La Vie Mode d’emploi de Georges Perec : quand la forme appelle le fond

La Vie Mode d’emploi, sous-titré « romans », est un texte de Georges Perec, membre de l’OuLiPo, paru en 1978. Obtenant le prix Médicis, ce livre est l’aboutissement d’un travail de plus de dix ans, basé sur de multiples contraintes. Ouvrage de plus de 600 pages, l’ouvrage comporte 99 chapitres et des annexes. La structure de l’ensemble est remarquable : elle coordonne une masse fabuleuse d’histoires, de personnages, d’époques, de mondes, dans un espace et un temps bien défini. L’espace est celui d’un immeuble sis au 11 rue Simon-Crubelier. Le temps est une date : le 23 juin 1975, vers vingt heures. 

La lectrice va découvrir peu à peu les habitants des différents appartements et chambres de l’immeuble et des pans entiers de leurs vies.

La Vie Mode d'emploi de Georges Perec, plan de l'immeuble.
Plan de l’immeuble de La Vie Mode d’emploi

Une intrigue, cependant, sert de fil conducteur. Elle tourne autour d’un des résidents, un certain « Bartlebooth ». Entre 1925 et 1935, il prend des leçons d’aquarelle avec un peintre, lui aussi habitant de l’immeuble, nommé « Valène ». Pendant 20 ans, de 1935 à 1955, Bartlebooth fait le tour du monde et peint une aquarelle marine tous les quinze jours. Cela représente donc un ensemble de 500 tableaux. Chaque aquarelle est envoyée à Wincker, un marchand de jouet, lui aussi résident de l’immeuble, qui découpe chaque aquarelle et la transforme en puzzle. Pendant vingt ans, de 1955 à 1975, Bartlebooth reconstitue les puzzles, les pièces étant recollées ensemble par Morellet, autre habitant de l’immeuble. Les aquarelles sont ensuite renvoyées dans les ports où elles ont été peintes, avant d’être plongées dans un dissolvant. Elles redeviennent alors des pages blanches. Cependant cette belle mécanique se grippe avec la mort de plusieurs protagonistes de l’intrigue.

OuLiPo

Georges Perec fait partie de l’OuLiPo. L’OuLiPo signifie Ouvroir de Littérature Potentielle. L’Ouvroir a été fondé en 1960 par le mathématicien François Le Lionnais et l’écrivain Raymond Queneau. Il se fixe comme objectif de développer les potentialités de la littérature, notamment par la mise au point et la mise en œuvre de contraintes. Ces contraintes ne sont pas un but en elles-mêmes, mais un simple moyen d’atteindre les potentialités qui elles, sont la vraie visée du groupe. Voici quelques-unes des contraintes les plus fameuses de l’OuLiPo. Premier exemple, S+7 : on part ici d’un texte source, un texte déjà écrit et/ou publié. On remplace alors chaque substantif du texte par le 7e substantif qui le suit dans le dictionnaire. Deuxième exemple, le Lipogramme : on se refuse à employer une lettre dans l’écriture d’un texte. Sont alors proscrits les mots utilisant la lettre en question.

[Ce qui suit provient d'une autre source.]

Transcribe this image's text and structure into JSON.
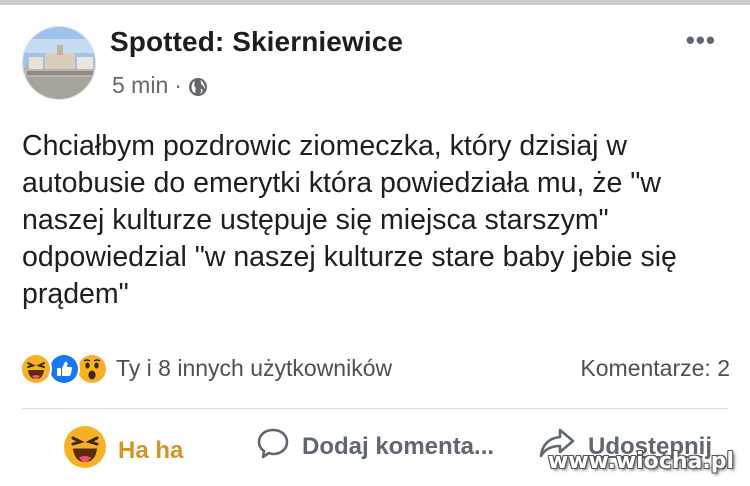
{
  "post": {
    "page_name": "Spotted: Skierniewice",
    "time": "5 min",
    "separator": "·",
    "privacy_icon": "globe-icon",
    "more_label": "•••",
    "text": "Chciałbym pozdrowic ziomeczka, który dzisiaj w autobusie do emerytki która powiedziała mu, że \"w naszej kulturze ustępuje się miejsca starszym\" odpowiedzial \"w naszej kulturze stare baby jebie się prądem\""
  },
  "reactions": {
    "icons": [
      "haha-emoji-icon",
      "like-icon",
      "wow-emoji-icon"
    ],
    "summary": "Ty i 8 innych użytkowników",
    "comments": "Komentarze: 2"
  },
  "actions": {
    "haha_label": "Ha ha",
    "comment_label": "Dodaj komenta...",
    "share_label": "Udostępnij"
  },
  "watermark": "www.wiocha.pl",
  "colors": {
    "haha_active": "#d19628",
    "like_blue": "#1877f2",
    "text": "#1c1e21",
    "muted": "#65676b"
  }
}
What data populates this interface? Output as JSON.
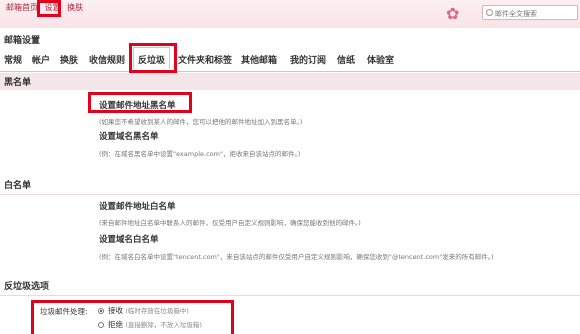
{
  "topbar": {
    "links": [
      "邮箱首页",
      "设置",
      "换肤"
    ],
    "search_placeholder": "邮件全文搜索"
  },
  "page_title": "邮箱设置",
  "tabs": [
    "常规",
    "帐户",
    "换肤",
    "收信规则",
    "反垃圾",
    "文件夹和标签",
    "其他邮箱",
    "我的订阅",
    "信纸",
    "体验室"
  ],
  "active_tab": "反垃圾",
  "blacklist": {
    "title": "黑名单",
    "address_link": "设置邮件地址黑名单",
    "address_note": "(如果您不希望收到某人的邮件，您可以把他的邮件地址加入到黑名单。)",
    "domain_link": "设置域名黑名单",
    "domain_note": "(例：在域名黑名单中设置\"example.com\"，拒收来自该站点的邮件。)"
  },
  "whitelist": {
    "title": "白名单",
    "address_link": "设置邮件地址白名单",
    "address_note": "(来自邮件地址白名单中联系人的邮件，仅受用户自定义规则影响，确保您能收到他的邮件。)",
    "domain_link": "设置域名白名单",
    "domain_note": "(例：在域名白名单中设置\"tencent.com\"，来自该站点的邮件仅受用户自定义规则影响，确保您收到\"@tencent.com\"发来的所有邮件。)"
  },
  "options": {
    "title": "反垃圾选项",
    "label": "垃圾邮件处理:",
    "accept": "接收",
    "accept_note": "(临时存放在垃圾箱中)",
    "reject": "拒绝",
    "reject_note": "(直接删除，不放入垃圾箱)",
    "selected": "接收"
  }
}
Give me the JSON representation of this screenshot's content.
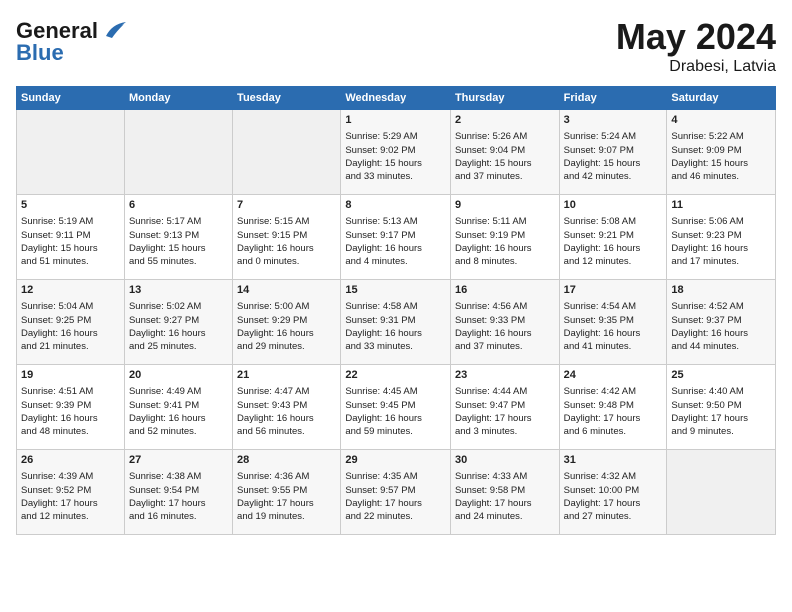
{
  "header": {
    "logo_line1": "General",
    "logo_line2": "Blue",
    "month_year": "May 2024",
    "location": "Drabesi, Latvia"
  },
  "days_of_week": [
    "Sunday",
    "Monday",
    "Tuesday",
    "Wednesday",
    "Thursday",
    "Friday",
    "Saturday"
  ],
  "weeks": [
    [
      {
        "day": "",
        "info": ""
      },
      {
        "day": "",
        "info": ""
      },
      {
        "day": "",
        "info": ""
      },
      {
        "day": "1",
        "info": "Sunrise: 5:29 AM\nSunset: 9:02 PM\nDaylight: 15 hours\nand 33 minutes."
      },
      {
        "day": "2",
        "info": "Sunrise: 5:26 AM\nSunset: 9:04 PM\nDaylight: 15 hours\nand 37 minutes."
      },
      {
        "day": "3",
        "info": "Sunrise: 5:24 AM\nSunset: 9:07 PM\nDaylight: 15 hours\nand 42 minutes."
      },
      {
        "day": "4",
        "info": "Sunrise: 5:22 AM\nSunset: 9:09 PM\nDaylight: 15 hours\nand 46 minutes."
      }
    ],
    [
      {
        "day": "5",
        "info": "Sunrise: 5:19 AM\nSunset: 9:11 PM\nDaylight: 15 hours\nand 51 minutes."
      },
      {
        "day": "6",
        "info": "Sunrise: 5:17 AM\nSunset: 9:13 PM\nDaylight: 15 hours\nand 55 minutes."
      },
      {
        "day": "7",
        "info": "Sunrise: 5:15 AM\nSunset: 9:15 PM\nDaylight: 16 hours\nand 0 minutes."
      },
      {
        "day": "8",
        "info": "Sunrise: 5:13 AM\nSunset: 9:17 PM\nDaylight: 16 hours\nand 4 minutes."
      },
      {
        "day": "9",
        "info": "Sunrise: 5:11 AM\nSunset: 9:19 PM\nDaylight: 16 hours\nand 8 minutes."
      },
      {
        "day": "10",
        "info": "Sunrise: 5:08 AM\nSunset: 9:21 PM\nDaylight: 16 hours\nand 12 minutes."
      },
      {
        "day": "11",
        "info": "Sunrise: 5:06 AM\nSunset: 9:23 PM\nDaylight: 16 hours\nand 17 minutes."
      }
    ],
    [
      {
        "day": "12",
        "info": "Sunrise: 5:04 AM\nSunset: 9:25 PM\nDaylight: 16 hours\nand 21 minutes."
      },
      {
        "day": "13",
        "info": "Sunrise: 5:02 AM\nSunset: 9:27 PM\nDaylight: 16 hours\nand 25 minutes."
      },
      {
        "day": "14",
        "info": "Sunrise: 5:00 AM\nSunset: 9:29 PM\nDaylight: 16 hours\nand 29 minutes."
      },
      {
        "day": "15",
        "info": "Sunrise: 4:58 AM\nSunset: 9:31 PM\nDaylight: 16 hours\nand 33 minutes."
      },
      {
        "day": "16",
        "info": "Sunrise: 4:56 AM\nSunset: 9:33 PM\nDaylight: 16 hours\nand 37 minutes."
      },
      {
        "day": "17",
        "info": "Sunrise: 4:54 AM\nSunset: 9:35 PM\nDaylight: 16 hours\nand 41 minutes."
      },
      {
        "day": "18",
        "info": "Sunrise: 4:52 AM\nSunset: 9:37 PM\nDaylight: 16 hours\nand 44 minutes."
      }
    ],
    [
      {
        "day": "19",
        "info": "Sunrise: 4:51 AM\nSunset: 9:39 PM\nDaylight: 16 hours\nand 48 minutes."
      },
      {
        "day": "20",
        "info": "Sunrise: 4:49 AM\nSunset: 9:41 PM\nDaylight: 16 hours\nand 52 minutes."
      },
      {
        "day": "21",
        "info": "Sunrise: 4:47 AM\nSunset: 9:43 PM\nDaylight: 16 hours\nand 56 minutes."
      },
      {
        "day": "22",
        "info": "Sunrise: 4:45 AM\nSunset: 9:45 PM\nDaylight: 16 hours\nand 59 minutes."
      },
      {
        "day": "23",
        "info": "Sunrise: 4:44 AM\nSunset: 9:47 PM\nDaylight: 17 hours\nand 3 minutes."
      },
      {
        "day": "24",
        "info": "Sunrise: 4:42 AM\nSunset: 9:48 PM\nDaylight: 17 hours\nand 6 minutes."
      },
      {
        "day": "25",
        "info": "Sunrise: 4:40 AM\nSunset: 9:50 PM\nDaylight: 17 hours\nand 9 minutes."
      }
    ],
    [
      {
        "day": "26",
        "info": "Sunrise: 4:39 AM\nSunset: 9:52 PM\nDaylight: 17 hours\nand 12 minutes."
      },
      {
        "day": "27",
        "info": "Sunrise: 4:38 AM\nSunset: 9:54 PM\nDaylight: 17 hours\nand 16 minutes."
      },
      {
        "day": "28",
        "info": "Sunrise: 4:36 AM\nSunset: 9:55 PM\nDaylight: 17 hours\nand 19 minutes."
      },
      {
        "day": "29",
        "info": "Sunrise: 4:35 AM\nSunset: 9:57 PM\nDaylight: 17 hours\nand 22 minutes."
      },
      {
        "day": "30",
        "info": "Sunrise: 4:33 AM\nSunset: 9:58 PM\nDaylight: 17 hours\nand 24 minutes."
      },
      {
        "day": "31",
        "info": "Sunrise: 4:32 AM\nSunset: 10:00 PM\nDaylight: 17 hours\nand 27 minutes."
      },
      {
        "day": "",
        "info": ""
      }
    ]
  ]
}
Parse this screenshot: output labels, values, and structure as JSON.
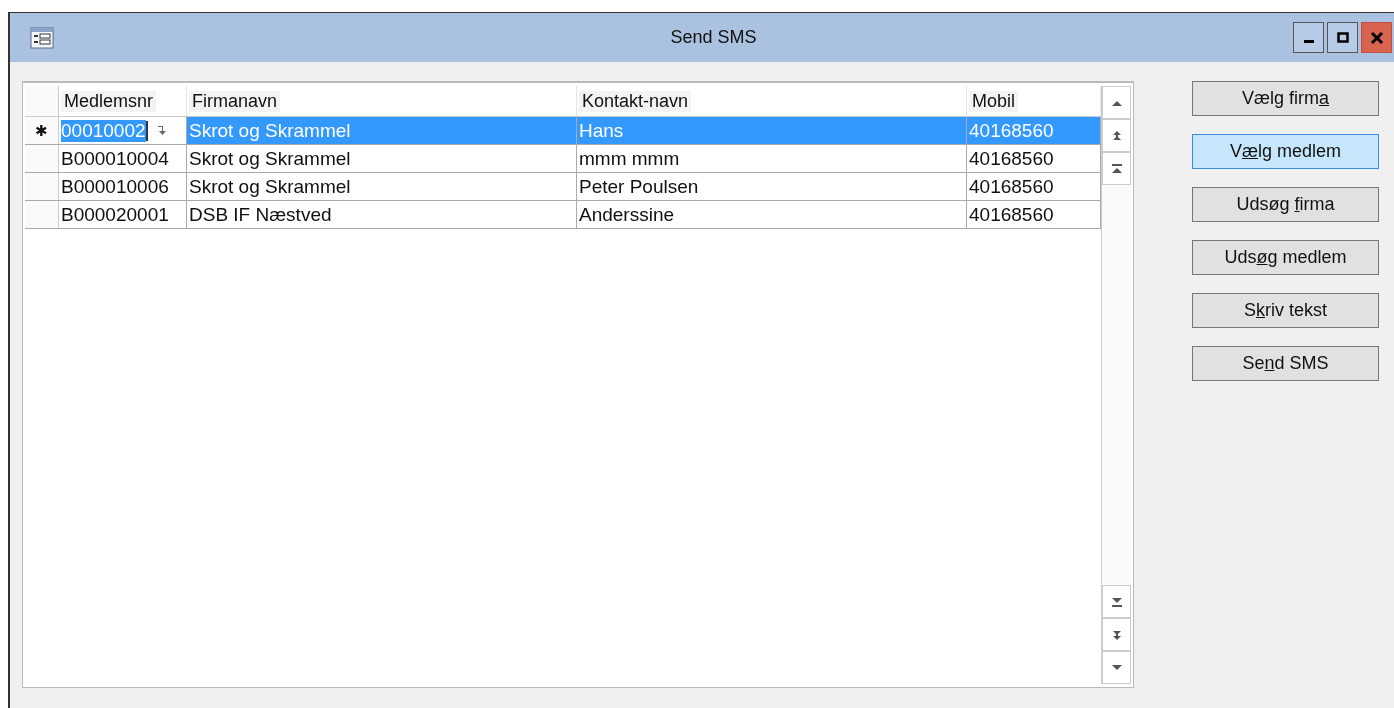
{
  "window": {
    "title": "Send SMS"
  },
  "table": {
    "columns": [
      "Medlemsnr",
      "Firmanavn",
      "Kontakt-navn",
      "Mobil"
    ],
    "rows": [
      {
        "marker": "✱",
        "selected": true,
        "editing": true,
        "cells": [
          "00010002",
          "Skrot og Skrammel",
          "Hans",
          "40168560"
        ]
      },
      {
        "selected": false,
        "editing": false,
        "cells": [
          "B000010004",
          "Skrot og Skrammel",
          "mmm mmm",
          "40168560"
        ]
      },
      {
        "selected": false,
        "editing": false,
        "cells": [
          "B000010006",
          "Skrot og Skrammel",
          "Peter Poulsen",
          "40168560"
        ]
      },
      {
        "selected": false,
        "editing": false,
        "cells": [
          "B000020001",
          "DSB IF Næstved",
          "Anderssine",
          "40168560"
        ]
      }
    ]
  },
  "buttons": [
    {
      "before": "Vælg firm",
      "key": "a",
      "focused": false
    },
    {
      "before": "V",
      "key": "æ",
      "after": "lg medlem",
      "focused": true
    },
    {
      "before": "Udsøg ",
      "key": "f",
      "after": "irma",
      "focused": false
    },
    {
      "before": "Uds",
      "key": "ø",
      "after": "g medlem",
      "focused": false
    },
    {
      "before": "S",
      "key": "k",
      "after": "riv tekst",
      "focused": false
    },
    {
      "before": "Se",
      "key": "n",
      "after": "d SMS",
      "focused": false
    }
  ]
}
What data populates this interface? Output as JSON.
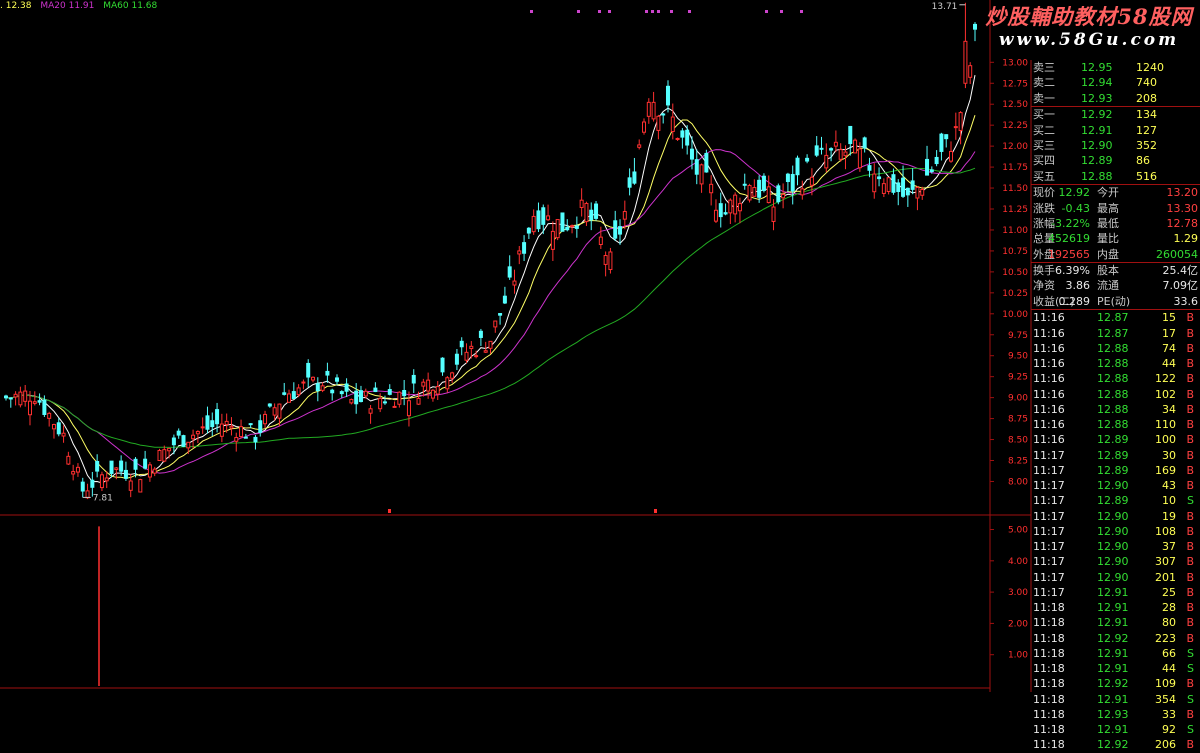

Georges Perec, par exemple, a écrit un roman entier sans utiliser de mots comportant la lettre e : La Disparition. Autre œuvre de Perec : L’Augmentation, qui raconte les différentes possibilités d’un employé souhaitant demander une augmentation. La contrainte relève ici de la littérature en graphe, dans laquelle le récit suit les ramifications d’un schéma. Queneau s’y était également essayé avec Conte à votre façon, récit à choix multiple, encore appelé récit en arbre, où l’on peut choisir une partie du déroulement de l’histoire, comme pouvaient le faire les « livres dont vous êtes le héros ».

Des contraintes multiples

Georges Perec a décrit à plusieurs reprises la manière dont il a élaboré La Vie mode d’emploi. Dans Espèces d’espaces il écrit : « J’imagine un immeuble parisien dont la façade a été enlevée – une sorte d’équivalent du toit soulevé dans « Le Diable boiteux » ou de la scène du jeu de go représentée dans le Gengi monogatori emaki de telle sorte que, du rez-de-chaussée aux mansardes, toutes les pièces qui se trouvent en façade soient instantanément et simultanément visibles. » Perec mentionne alors plusieurs contraintes dictant la description des pièces, « dont, ajoute Perec, les seuls énoncés me semblent avoir quelque chose d’alléchant » : « polygraphie du cavalier (adaptée, qui plus est, à un échiquier de 10X10), pseudo-quenine d’ordre 10, bi-carré latin orthogonal d’ordre 10. » L’auteur s’exprimera encore à plusieurs reprises sur la construction singulière de son œuvre. Certes, la structure d’un roman n’est pas le roman. Pourtant, celle de La Vie mode d’emploi est suffisamment singulière pour être en elle-même un objet d’intérêt, d’explications, de commentaires. En effet, Perec essaie ainsi un alliage inédit dans le domaine de l’écriture romanesque : d’une part un système mathématique, d’autre part une fiction ayant pour ambition de représenter le réel. L’ensemble complexe de règles que Perec se donne devient un moyen d’organiser des récits parfaitement « réalistes ». 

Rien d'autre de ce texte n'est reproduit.